消化不良と精神的不調

11月 22, 2015
精神的に問題があると消化器の調子が悪くなることがあります。消化器の不調を悪化させないために解決策を探さなくてはいけません。

胃酸過多、胸やけ、逆流、おなら、膨満、便秘など、消化器が不調な時、人はまず最初に食事に原因があると考えます。食事はほとんどの体の不調、特に消化器の不調に関係があります。しかし、精神的な問題が原因で消化器が不調をきたすこともあるということを心に留めておく必要があります。

ここでは消化系と精神的な問題の関係性についてご説明します。また、消化器の調子を改善して生活の質を高めるための自然療法やいくつかの秘訣もご紹介します。

悪循環

脳は消化系につながっています。脳と消化系は相互に関係し合い、一方の健康状態はもう一方の健康状態に影響します。従って、脳が悪い神経刺激を受けると消化器にも悪い影響が及びます。同様に、消化器の調子が悪いと気分も悪くなります。
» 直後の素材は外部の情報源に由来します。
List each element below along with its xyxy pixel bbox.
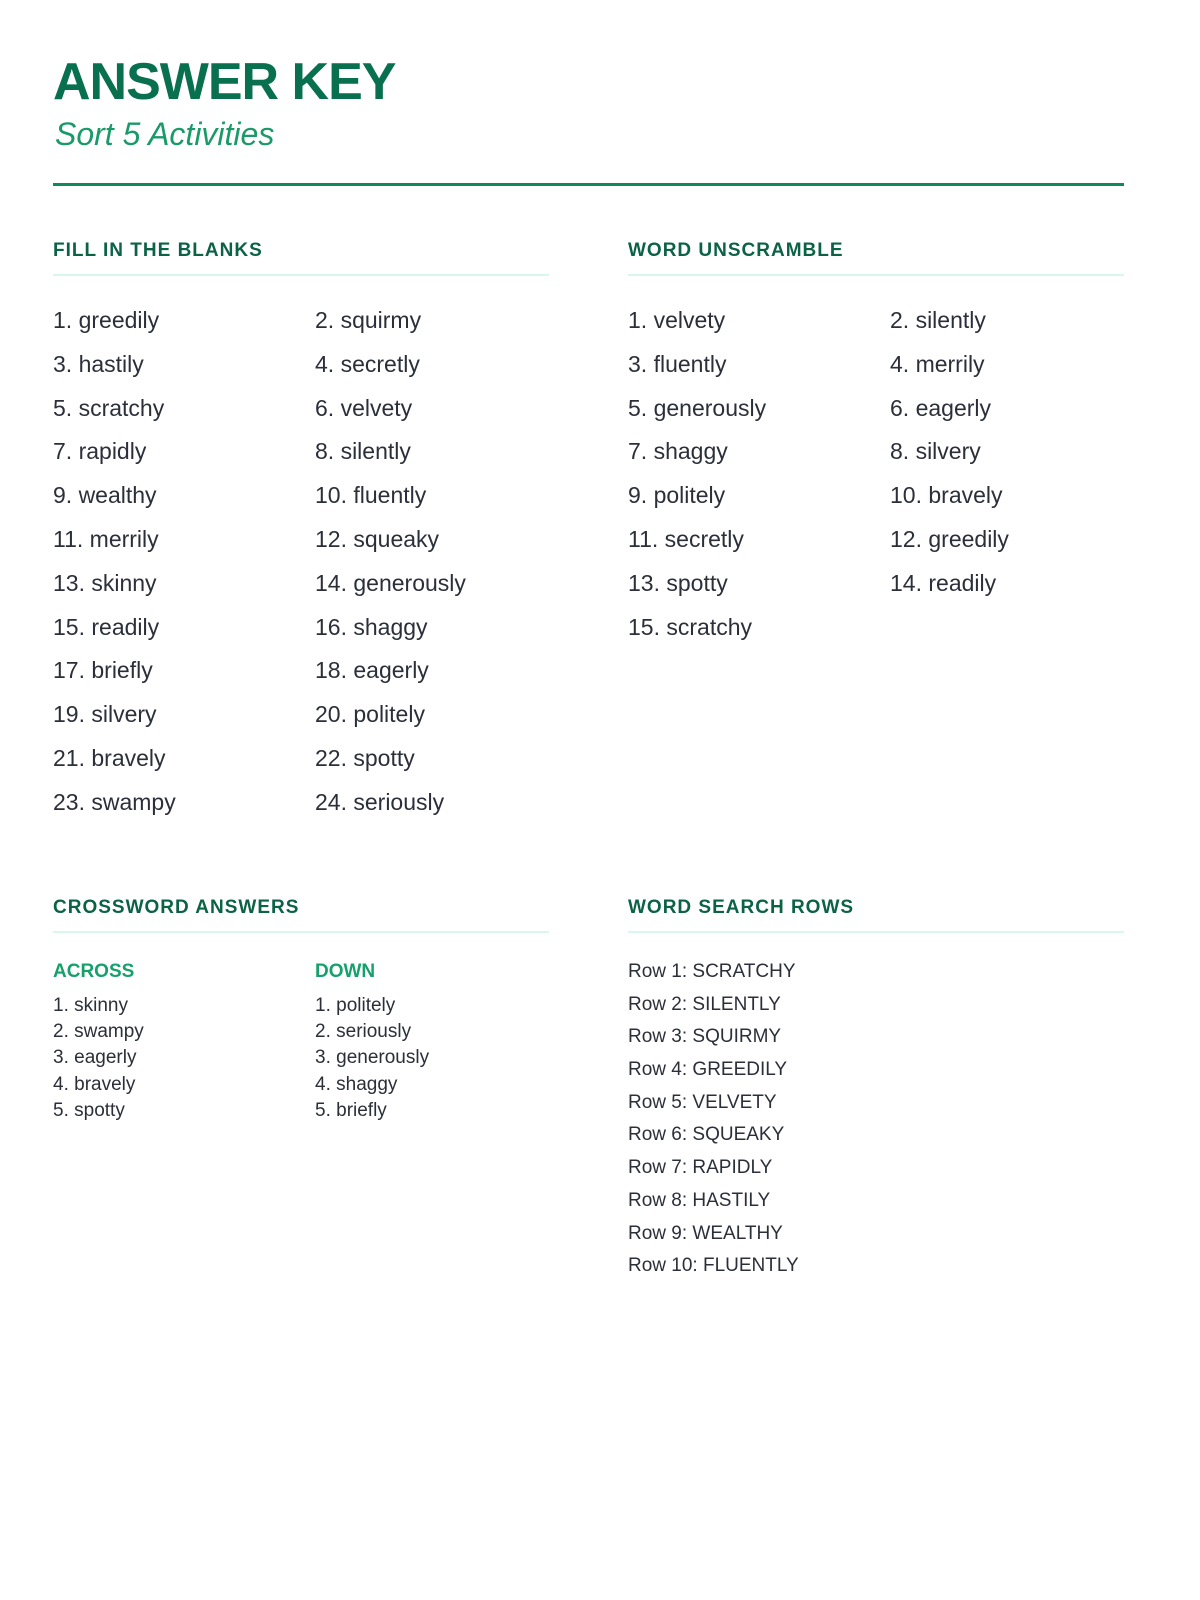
answer-item: 1. greedily — [53, 307, 160, 333]
answer-item: 13. skinny — [53, 569, 157, 596]
answer-item: 24. seriously — [315, 788, 445, 815]
answer-item: 7. rapidly — [53, 438, 147, 465]
answer-item: 14. generously — [315, 569, 466, 596]
answer-item: Row 9: WEALTHY — [628, 1222, 783, 1244]
page-subtitle: Sort 5 Activities — [55, 116, 275, 152]
answer-item: 4. bravely — [53, 1073, 136, 1095]
answer-item: 8. silently — [315, 438, 411, 465]
answer-item: 22. spotty — [315, 744, 415, 771]
answer-item: 3. generously — [315, 1047, 430, 1069]
answer-item: Row 4: GREEDILY — [628, 1059, 788, 1081]
answer-item: 5. briefly — [315, 1099, 387, 1121]
answer-item: Row 2: SILENTLY — [628, 993, 781, 1015]
answer-item: 4. shaggy — [315, 1073, 398, 1095]
answer-item: 5. generously — [628, 394, 767, 421]
answer-item: Row 5: VELVETY — [628, 1091, 777, 1113]
answer-item: 21. bravely — [53, 744, 166, 771]
answer-item: 15. readily — [53, 613, 160, 640]
answer-item: 4. secretly — [315, 350, 420, 377]
page-title: ANSWER KEY — [53, 53, 396, 111]
answer-item: 12. squeaky — [315, 525, 440, 552]
answer-item: 3. hastily — [53, 350, 144, 377]
down-heading: DOWN — [315, 961, 376, 982]
answer-list: 1. greedily 2. squirmy 3. hastily 4. secret… — [53, 306, 549, 832]
section-heading: FILL IN THE BLANKS — [53, 240, 549, 276]
answer-item: 1. velvety — [628, 307, 726, 333]
answer-item: 9. wealthy — [53, 482, 157, 509]
down-column: DOWN 1. politely 2. seriously 3. generousl… — [315, 933, 549, 1125]
header-divider — [53, 183, 1124, 186]
answer-item: 23. swampy — [53, 788, 176, 815]
answer-item: 7. shaggy — [628, 438, 728, 465]
section-heading: CROSSWORD ANSWERS — [53, 897, 549, 933]
word-unscramble-section: WORD UNSCRAMBLE 1. velvety 2. silently 3. … — [628, 240, 1124, 656]
answer-item: 1. skinny — [53, 995, 128, 1016]
answer-item: 19. silvery — [53, 701, 157, 728]
answer-item: 13. spotty — [628, 569, 728, 596]
answer-item: 4. merrily — [890, 350, 985, 377]
answer-item: 6. eagerly — [890, 394, 992, 421]
answer-item: 11. merrily — [53, 525, 159, 552]
fill-in-the-blanks-section: FILL IN THE BLANKS 1. greedily 2. squirmy… — [53, 240, 549, 832]
answer-item: 20. politely — [315, 701, 425, 728]
answer-item: 12. greedily — [890, 525, 1009, 552]
crossword-section: CROSSWORD ANSWERS ACROSS 1. skinny 2. swa… — [53, 897, 549, 1125]
answer-item: 2. squirmy — [315, 307, 422, 333]
answer-item: 2. seriously — [315, 1021, 412, 1043]
answer-item: 9. politely — [628, 482, 726, 509]
answer-item: 11. secretly — [628, 525, 744, 552]
answer-item: 2. swampy — [53, 1021, 144, 1043]
answer-item: 6. velvety — [315, 394, 413, 421]
answer-list: 1. velvety 2. silently 3. fluently 4. merri… — [628, 306, 1124, 656]
section-heading: WORD SEARCH ROWS — [628, 897, 1124, 933]
answer-item: Row 1: SCRATCHY — [628, 961, 796, 982]
answer-item: Row 10: FLUENTLY — [628, 1255, 799, 1277]
answer-item: 3. fluently — [628, 350, 727, 377]
answer-item: Row 7: RAPIDLY — [628, 1157, 773, 1179]
answer-item: Row 3: SQUIRMY — [628, 1026, 782, 1048]
answer-item: 8. silvery — [890, 438, 981, 465]
answer-item: 16. shaggy — [315, 613, 428, 640]
answer-item: 3. eagerly — [53, 1047, 137, 1069]
answer-item: Row 8: HASTILY — [628, 1189, 771, 1211]
answer-item: 10. bravely — [890, 482, 1003, 509]
answer-item: 5. spotty — [53, 1099, 125, 1121]
across-heading: ACROSS — [53, 961, 135, 982]
section-heading: WORD UNSCRAMBLE — [628, 240, 1124, 276]
answer-item: 2. silently — [890, 307, 986, 333]
answer-item: 14. readily — [890, 569, 997, 596]
answer-item: 17. briefly — [53, 657, 153, 684]
answer-item: 5. scratchy — [53, 394, 165, 421]
answer-item: 1. politely — [315, 995, 396, 1016]
word-search-section: WORD SEARCH ROWS Row 1: SCRATCHY Row 2: S… — [628, 897, 1124, 1287]
answer-item: 15. scratchy — [628, 613, 752, 640]
across-column: ACROSS 1. skinny 2. swampy 3. eagerly 4. br… — [53, 933, 315, 1125]
answer-item: 10. fluently — [315, 482, 427, 509]
answer-item: Row 6: SQUEAKY — [628, 1124, 785, 1146]
answer-item: 18. eagerly — [315, 657, 429, 684]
複雑なように思えますが、解決策は簡単です。前向きな精神状態は消化器の調子を良くし、快調な消化器は精神状態を安定させるのです。

ストレスと消化

瞑想

何か不愉快な思いをした後に胃の調子が悪くなった経験は、誰にでも一度ぐらいはあると思います。人間の体には極めて基本的な生存本能があります。その本能により、困難な状況に直面した時は消化系の重要度が最優先ではなくなります。この様に人間には動物的な面があり、非常事態に直面すると体はそれを回避する準備をするために、消化機能など体の他の機能の重要度を二の次に下げるのです。

従って、ストレスが大きい状態(本当に非常事態と言えるほどの状態)が続いて、そのストレスを取り除くことができない場合、消化器の調子が悪くなる可能性が高いのです。それは体が、他の生体機能より非常事態への対処を優先させるからです。

体に悪影響を与える精神状態

ストレスの他に、消化器に影響を及ぼす精神状態は以下の通りです。

・心配

・悲しみ

・興奮

・怒り

これらの精神状態が必ず消化器の不調につながるわけではありませんが、消化器の不調に対処するためには上記のことを覚えておく必要があります。特に栄養状態が改善されても消化器の不調が続く場合には思い出して下さい。

よく起こる疾患

精神的な原因で起こる消化器の疾患は以下の通りです。

・消化不良

・過敏性腸症候群(ストレスが引き起こす下痢や便秘などの症状)

・胃炎

・裂孔ヘルニア(食道が通っている横隔膜の開口部である食道裂孔から胃の一部が脱出する疾患)

胃潰瘍

自然療法

ストレス

消化器の不調はさまざまなことが原因で起こり、精神的な問題を治療する必要がある場合もあります。一番よいのは、 * ホリスティック・セラピスト を訪ねることです。ホリスティック・セラピストは病気のあらゆる面(食事、生活スタイル、心理状態など)を考慮します。

* ホリスティック・セラピスト:ホリスティック医療のセラピスト。ホリスティック医療〈=全人的医療〉とは、 精神、身体、環境などを統合し、人間と生命をまるごと捉えて考える医療)

また、自然療法もいくつかあるので試してみるとよいでしょう。

・リラックス効果があり、神経系を調整する働きのある薬草。レモンバーム、パッションフラワー、リンデン(シナノキ)、バレリアン(カノコソウ)など。

・神経系のバランスを整える自然のサプリメントや食品。米、全粒穀物、ビール酵母、ナッツ、緑色野菜、デーツ(ナツメヤシ)、ひよこ豆、バナナなど。

・神経系や消化系に良くない影響を与える食品の摂取を避ける。焙煎コーヒー、炭酸飲料、ガラナ飲料(アマゾン原産の植物から作られた飲料。ブラジルで国民的なソフトドリンク。)、酒、精製糖、食品添加物(保存料、着色料、調味料)など。

・週に3回は運動をする。運動量の多いスポーツや、その他にもストレスをあまり感じない何かを、気分に合わせてやってみる。

・少なくとも週に1回は自然に触れる

安静な環境で食事をする

消化系の不調が原因で精神的な問題を起こしやすい体質の場合は、上記の療法に加えていくつかの秘訣を試してみて下さい。消化器の不調が改善されるでしょう。

食事を摂る時は次のことを守ってください。

・1人で食事するか、もしくは親しい友人と一緒に食事をする。

・不愉快な話題や重要な話題を避ける。

・職場など、リラックスできない場所で食事を摂るのは避ける。

・リラックスしていない状態で無理に食事を摂らない。そういう時は少し時間を置いた方がよい。

・急いで食べたり、立ったまま食べたり、他のことをしながら食べるのは避ける。